Given bipartite graph. Each vertex has some integer value - weight.
Is it possible to find maximum weighted independent vertex set in this graph in polynomial time?
If such solution exists, what is the algorithm for this problem?
5
votes
How is your graph represented? Where are the weights? At the edges or at the nodes? What do you mean by independent vertex set?
– Nico Schertler
It doesnt matter how the graph is represented. Each vertex has some integer weight. You may read about independent set here - en.wikipedia.org/wiki/Independent_set_(graph_theory)
– juver
For the general graph this problem known to be NP-complete. But for the bipartite graph does the same approaches?
– juver
Yes it's possible using min cut
– Niklas B.
@NiklasB. Could you describe the idea please?
– juver
2 Answers
17
votes
In any graph, the complement of an independent set is a vertex cover and vice versa, so your problem is equivalent to finding the minimum weight vertex cover in the graph. The latter can be solved using maximum flow techniques:
Introduce a super-source S and a super-sink T. connect the nodes on the left side of the bipartite graph to S, via edges that have their weight as capacity. Do the same thing for the right side and sink T. Assign infinite capacity to the edges of the original graph.
Now find the minimum S-T cut in the constructed network. The value of the cut is the weight of the minimum vertex cover. To see why this is true, think about the cut edges: They can't be the original edges, because those have infinite capacity. If a left-side edge is cut, this corresponds to taking the corresponding left-side node into the vertex cover. If we do not cut a left-side edge, we need to cut all the right-side edges from adjacent vertices on the right side.
Thus, to actually reconstruct the vertex cover, just collect all the vertices that are adjacent to cut edges, or alternatively, the left-side nodes not reachable from S and the right-side nodes reachable from S.
-1
votes
It doesnt seem to me that this question is well posed. For one thing, a bi partite graph is already made up of two independent sets. Any independent sets must be subsets of these sets, and for positive weights they trivially must have lower weight?

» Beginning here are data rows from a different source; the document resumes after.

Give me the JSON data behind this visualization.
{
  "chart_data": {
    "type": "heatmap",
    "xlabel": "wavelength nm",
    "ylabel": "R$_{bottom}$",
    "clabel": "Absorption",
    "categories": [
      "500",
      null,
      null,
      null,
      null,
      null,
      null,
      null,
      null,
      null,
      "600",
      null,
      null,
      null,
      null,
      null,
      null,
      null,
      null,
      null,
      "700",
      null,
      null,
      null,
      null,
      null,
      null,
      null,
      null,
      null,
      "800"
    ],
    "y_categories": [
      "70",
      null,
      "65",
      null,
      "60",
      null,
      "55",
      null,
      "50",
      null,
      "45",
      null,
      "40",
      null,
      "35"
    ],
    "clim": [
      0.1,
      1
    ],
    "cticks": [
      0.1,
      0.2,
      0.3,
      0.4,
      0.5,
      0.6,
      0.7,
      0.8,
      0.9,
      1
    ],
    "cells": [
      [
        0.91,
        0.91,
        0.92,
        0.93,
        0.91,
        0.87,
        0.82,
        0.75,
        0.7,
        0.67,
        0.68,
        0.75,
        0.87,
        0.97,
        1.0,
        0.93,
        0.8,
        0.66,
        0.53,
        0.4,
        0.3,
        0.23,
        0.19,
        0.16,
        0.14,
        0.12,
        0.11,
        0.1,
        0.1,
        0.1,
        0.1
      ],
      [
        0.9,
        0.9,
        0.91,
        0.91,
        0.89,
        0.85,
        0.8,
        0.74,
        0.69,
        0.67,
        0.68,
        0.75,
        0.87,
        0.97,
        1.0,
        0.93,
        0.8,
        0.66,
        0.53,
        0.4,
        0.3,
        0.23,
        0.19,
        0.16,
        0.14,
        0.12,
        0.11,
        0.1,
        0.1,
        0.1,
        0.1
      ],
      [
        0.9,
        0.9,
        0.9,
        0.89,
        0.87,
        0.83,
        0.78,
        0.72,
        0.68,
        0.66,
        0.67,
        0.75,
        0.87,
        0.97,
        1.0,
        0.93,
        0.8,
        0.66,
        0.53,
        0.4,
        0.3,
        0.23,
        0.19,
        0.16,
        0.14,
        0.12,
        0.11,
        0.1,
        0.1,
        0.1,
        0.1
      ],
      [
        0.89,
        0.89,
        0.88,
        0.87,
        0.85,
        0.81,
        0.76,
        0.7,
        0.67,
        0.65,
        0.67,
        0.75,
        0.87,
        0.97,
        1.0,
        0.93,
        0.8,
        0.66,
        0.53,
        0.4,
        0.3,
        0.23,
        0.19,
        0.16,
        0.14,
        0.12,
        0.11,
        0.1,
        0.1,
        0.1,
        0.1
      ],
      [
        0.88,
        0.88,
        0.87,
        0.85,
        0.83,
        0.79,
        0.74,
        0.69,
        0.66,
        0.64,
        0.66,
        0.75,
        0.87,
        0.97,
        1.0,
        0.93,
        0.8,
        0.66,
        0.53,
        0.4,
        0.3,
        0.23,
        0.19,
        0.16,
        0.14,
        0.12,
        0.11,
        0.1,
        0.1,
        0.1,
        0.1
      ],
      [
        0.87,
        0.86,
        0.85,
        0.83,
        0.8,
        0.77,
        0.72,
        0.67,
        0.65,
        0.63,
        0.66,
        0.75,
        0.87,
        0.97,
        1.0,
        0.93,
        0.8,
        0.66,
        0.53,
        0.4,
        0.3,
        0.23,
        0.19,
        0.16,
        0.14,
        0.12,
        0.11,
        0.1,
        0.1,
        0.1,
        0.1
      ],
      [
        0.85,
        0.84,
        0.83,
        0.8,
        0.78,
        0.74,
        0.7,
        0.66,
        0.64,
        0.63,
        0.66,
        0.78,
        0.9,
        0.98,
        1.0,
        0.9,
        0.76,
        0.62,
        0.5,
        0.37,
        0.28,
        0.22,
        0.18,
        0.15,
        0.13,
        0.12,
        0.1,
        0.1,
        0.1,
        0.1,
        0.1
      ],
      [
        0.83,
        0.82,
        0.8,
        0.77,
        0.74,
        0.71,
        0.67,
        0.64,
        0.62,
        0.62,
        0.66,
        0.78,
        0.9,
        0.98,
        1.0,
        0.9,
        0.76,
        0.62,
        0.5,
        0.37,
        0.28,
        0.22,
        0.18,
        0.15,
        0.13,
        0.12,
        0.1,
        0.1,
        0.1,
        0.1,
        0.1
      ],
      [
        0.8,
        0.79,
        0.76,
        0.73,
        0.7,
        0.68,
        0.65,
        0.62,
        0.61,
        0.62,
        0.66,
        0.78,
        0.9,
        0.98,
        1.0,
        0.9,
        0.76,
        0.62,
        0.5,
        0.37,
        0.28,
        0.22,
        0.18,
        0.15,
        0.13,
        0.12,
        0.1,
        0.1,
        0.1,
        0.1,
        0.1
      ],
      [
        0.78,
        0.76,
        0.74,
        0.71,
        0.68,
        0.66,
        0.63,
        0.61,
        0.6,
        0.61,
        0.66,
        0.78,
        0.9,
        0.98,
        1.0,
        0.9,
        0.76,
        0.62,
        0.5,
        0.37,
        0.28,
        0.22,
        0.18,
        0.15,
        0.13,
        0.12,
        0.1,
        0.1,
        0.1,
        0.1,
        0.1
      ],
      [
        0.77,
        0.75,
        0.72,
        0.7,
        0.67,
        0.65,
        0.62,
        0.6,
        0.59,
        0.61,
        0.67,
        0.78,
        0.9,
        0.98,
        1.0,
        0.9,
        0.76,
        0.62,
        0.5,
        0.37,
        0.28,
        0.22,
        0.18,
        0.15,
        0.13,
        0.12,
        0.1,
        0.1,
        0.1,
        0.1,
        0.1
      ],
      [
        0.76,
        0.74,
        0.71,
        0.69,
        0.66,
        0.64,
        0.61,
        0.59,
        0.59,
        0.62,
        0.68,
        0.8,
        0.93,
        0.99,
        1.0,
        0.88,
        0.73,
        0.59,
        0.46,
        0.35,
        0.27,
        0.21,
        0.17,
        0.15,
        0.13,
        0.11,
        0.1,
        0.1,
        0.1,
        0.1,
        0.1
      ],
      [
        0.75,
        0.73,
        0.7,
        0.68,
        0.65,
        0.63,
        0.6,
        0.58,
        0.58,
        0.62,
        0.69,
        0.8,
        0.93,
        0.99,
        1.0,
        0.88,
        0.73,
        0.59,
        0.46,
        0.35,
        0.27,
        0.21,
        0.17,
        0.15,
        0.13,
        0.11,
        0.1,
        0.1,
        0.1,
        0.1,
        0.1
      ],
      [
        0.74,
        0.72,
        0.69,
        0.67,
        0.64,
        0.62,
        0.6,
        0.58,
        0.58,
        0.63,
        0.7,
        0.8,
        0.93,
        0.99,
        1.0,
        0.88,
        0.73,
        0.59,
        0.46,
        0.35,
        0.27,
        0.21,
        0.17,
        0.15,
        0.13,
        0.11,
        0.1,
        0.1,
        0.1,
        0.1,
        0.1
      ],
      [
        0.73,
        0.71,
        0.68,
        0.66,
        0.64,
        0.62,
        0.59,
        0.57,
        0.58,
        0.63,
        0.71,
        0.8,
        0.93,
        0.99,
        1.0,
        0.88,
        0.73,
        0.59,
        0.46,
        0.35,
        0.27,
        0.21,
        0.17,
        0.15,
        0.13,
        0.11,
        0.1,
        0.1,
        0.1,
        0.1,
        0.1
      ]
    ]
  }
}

Splitting up a bipartite graph into disconected sub sets is trivial also, and for most practical purposes, a bipartite graph will have few of these disconnected subsets, so you could just add them up. Since you can find all independent subsets in linear time, and you can find their weight in linear time, it seems obvious that you can do this in linear time in Nodes+edges,
Which makes me suspect that somehoe I have misintepreted your question.
Basically, start with your bipartite graph, select a node, find all nodes that are connected to it. If this is not the whole graph, you have found a disconnected subset, Rinse and repeat. You can add up as you go, so the whole think takes a constant time operation for every Node and Edge = linear time in N+E.